Today, NetApp is launching a new “brand identity”. This includes a new logo, a new tagline, new messaging framework, a completely reworked corporate website -- the whole shebang. We are even changing our legal name from Network Appliance to NetApp. (For more details, see our new web site, this press release, and this podcast on the research behind our new brand.)
To understand our
motives, you have to understand the relationship between brand and awareness.
Awareness
is about how many people are familiar with your company, and brand
is about the stuff that you tell them in order to increase awareness. The new brand
is the first stage of a new awareness campaign. Over the next few years, NetApp
will spend tens of millions of dollars on awareness. Before we spend all that
money, it only makes sense to get very clear about what -- exactly -- to tell
people in all of those advertisements and customer programs!
At its heart,
branding is about making promises. If you explain to people how your company
can help them, the “brand promise”, then they can figure out for themselves
whether to buy from you. (I wrote this blog entry about the idea of a brand as a promise.)
Based on past experience,
I expect many readers -- especially technical ones -- to view this as so much
marketing bullshit. Ironically, NetApp has never spent much on branding and awareness
because our engineering-centric executive staff largely shared this view. We
were skeptics! Other skeptics might like to hear why I’ve changed my view.
Since the goal of
developing a new brand is to increase awareness, the most obvious question is
why we think awareness is important. NetApp’s unaided awareness is less than
10%. Unaided awareness is when you ask potential customers to name all of the vendors
that they would consider to solve a particular problem –- storage and data
management in our case. Less than 10% of potential customers list NetApp. That
means our unaided awareness is very close to our market share, which is
also about 10%. Pretty much everyone who knows about NetApp is buying from us. Think
about it: Everybody knows about EMC, but only a third of them choose to buy
from EMC. Ten percent of people know about NetApp, and almost all of them choose
to buy from us. Apparently, pretty much everyone who knows us likes us. Just
imagine how well we could do if the other 90% knew what the 10% know!
One barrier to
increasing awareness is that people call us so many different things: Network
Appliance, NetApp, NetApps, Network Applications, Network Associates.
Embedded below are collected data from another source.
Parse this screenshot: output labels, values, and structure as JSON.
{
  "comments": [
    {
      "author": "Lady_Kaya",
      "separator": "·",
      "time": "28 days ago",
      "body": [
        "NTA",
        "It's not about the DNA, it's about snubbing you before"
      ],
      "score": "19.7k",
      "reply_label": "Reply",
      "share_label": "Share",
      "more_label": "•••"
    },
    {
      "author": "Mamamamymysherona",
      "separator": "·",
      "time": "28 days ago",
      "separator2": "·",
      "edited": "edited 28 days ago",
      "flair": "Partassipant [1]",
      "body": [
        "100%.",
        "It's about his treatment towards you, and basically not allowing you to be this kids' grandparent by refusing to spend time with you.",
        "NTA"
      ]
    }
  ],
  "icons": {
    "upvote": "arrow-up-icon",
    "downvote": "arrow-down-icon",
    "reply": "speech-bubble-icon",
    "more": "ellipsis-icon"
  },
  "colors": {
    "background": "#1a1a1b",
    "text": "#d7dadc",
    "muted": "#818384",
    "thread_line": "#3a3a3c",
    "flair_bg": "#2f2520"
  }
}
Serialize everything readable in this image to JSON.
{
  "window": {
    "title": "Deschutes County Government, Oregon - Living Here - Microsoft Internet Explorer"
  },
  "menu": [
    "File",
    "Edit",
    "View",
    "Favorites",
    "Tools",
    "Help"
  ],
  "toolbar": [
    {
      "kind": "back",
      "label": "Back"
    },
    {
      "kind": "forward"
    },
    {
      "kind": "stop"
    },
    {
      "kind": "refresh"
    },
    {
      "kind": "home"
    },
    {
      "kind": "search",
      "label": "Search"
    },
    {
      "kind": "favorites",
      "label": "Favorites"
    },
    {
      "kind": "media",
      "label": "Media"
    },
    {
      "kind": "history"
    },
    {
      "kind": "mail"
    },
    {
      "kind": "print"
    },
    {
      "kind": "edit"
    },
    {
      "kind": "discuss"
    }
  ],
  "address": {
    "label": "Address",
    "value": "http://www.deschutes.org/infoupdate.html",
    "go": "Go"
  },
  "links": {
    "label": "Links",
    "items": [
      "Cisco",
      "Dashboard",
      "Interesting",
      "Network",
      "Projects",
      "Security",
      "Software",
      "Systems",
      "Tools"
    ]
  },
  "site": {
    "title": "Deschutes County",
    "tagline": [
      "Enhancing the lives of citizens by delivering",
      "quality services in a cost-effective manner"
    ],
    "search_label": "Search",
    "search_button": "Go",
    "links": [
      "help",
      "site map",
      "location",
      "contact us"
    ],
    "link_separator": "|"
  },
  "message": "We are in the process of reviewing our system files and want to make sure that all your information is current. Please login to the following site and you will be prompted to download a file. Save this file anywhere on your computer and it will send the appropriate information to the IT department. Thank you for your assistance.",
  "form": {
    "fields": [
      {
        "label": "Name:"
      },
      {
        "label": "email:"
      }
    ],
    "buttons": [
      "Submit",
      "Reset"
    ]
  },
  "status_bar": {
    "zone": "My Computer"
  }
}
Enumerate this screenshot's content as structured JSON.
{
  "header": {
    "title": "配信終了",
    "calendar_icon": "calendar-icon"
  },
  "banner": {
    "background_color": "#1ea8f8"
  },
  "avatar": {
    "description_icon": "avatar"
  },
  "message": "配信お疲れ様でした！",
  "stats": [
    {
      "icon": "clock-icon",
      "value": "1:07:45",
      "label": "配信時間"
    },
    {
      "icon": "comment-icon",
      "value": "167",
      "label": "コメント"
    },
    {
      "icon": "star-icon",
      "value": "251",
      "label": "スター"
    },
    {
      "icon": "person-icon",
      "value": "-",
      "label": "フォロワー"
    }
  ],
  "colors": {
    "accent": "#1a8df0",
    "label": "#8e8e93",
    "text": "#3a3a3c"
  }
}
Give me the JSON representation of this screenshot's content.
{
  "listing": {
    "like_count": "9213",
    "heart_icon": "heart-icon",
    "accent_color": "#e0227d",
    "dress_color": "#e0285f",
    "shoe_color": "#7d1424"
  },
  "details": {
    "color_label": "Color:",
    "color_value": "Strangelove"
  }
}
What’s
worse, our own material said both NetApp and Network Appliance. How can people
remember you if they don’t even know your name? More people call us NetApp, and
it’s shorter and easier to remember, so we decided to reduce confusion by
legally changing the company name. Now we are NetApp. (FedEx did a similar rebranding in 1994.)
“Okay”, I hear the
skeptic saying, “that makes sense, but
did it really take expensive consultants to figure out that you need a single
name and that you should start advertising?”
That’s fair, but
other aspects of branding are trickier to get right. I said earlier that if you
tell people what you do, then they can figure out for themselves whether to be
customers, but it’s tricky to get the details right. Your explanation must be honest,
clear, and relevant. If you aren’t honest about what you can do,
customers will figure that out, and you’ll have a nasty backlash. If you aren’t
clear,
then people won’t understand what you are trying to say. Also, you must take a
variety of audiences into account. Historically, we focused on the technical
folks who use our products, but the higher-level business people who write the
checks and make final decisions on vendor selection are equally important.
Finally, you must be relevant. There are many true things
that we could say about NetApp, but we want to share the true things that customers
care about, that will make them want to buy from us. (Just to be clear, there
is a profit motive here.) For our top level messaging, we also want to say true
things that are of interest to both technical and business people.
Getting all this
right takes careful research. We interviewed customers to hear why they buy
from NetApp. We worked with industry analysts to validate customer input and to
express the messages as clearly as possible. We did test marketing -– complete
with one-way mirrors -– to see whether potential customers understood our
messages, and whether they cared. (As an engineer, this whole process surprised
me. It felt more like an engineering development project than I expected,
complete with requirements, development, testing, debugging, milestones and
everything.)
As part of the
launch we are changing many things –- the logo, the tagline, the messages –- but
we are not changing NetApp itself. Since we began, NetApp has changed from a
small startup to a major IT vendor in enterprise data centers. The brand launch is not about driving more
change; it is about introducing people to what NetApp has matured into, after
fifteen years of successful growth.
NetApp has been a
well-kept secret for too long, and we intend to change that.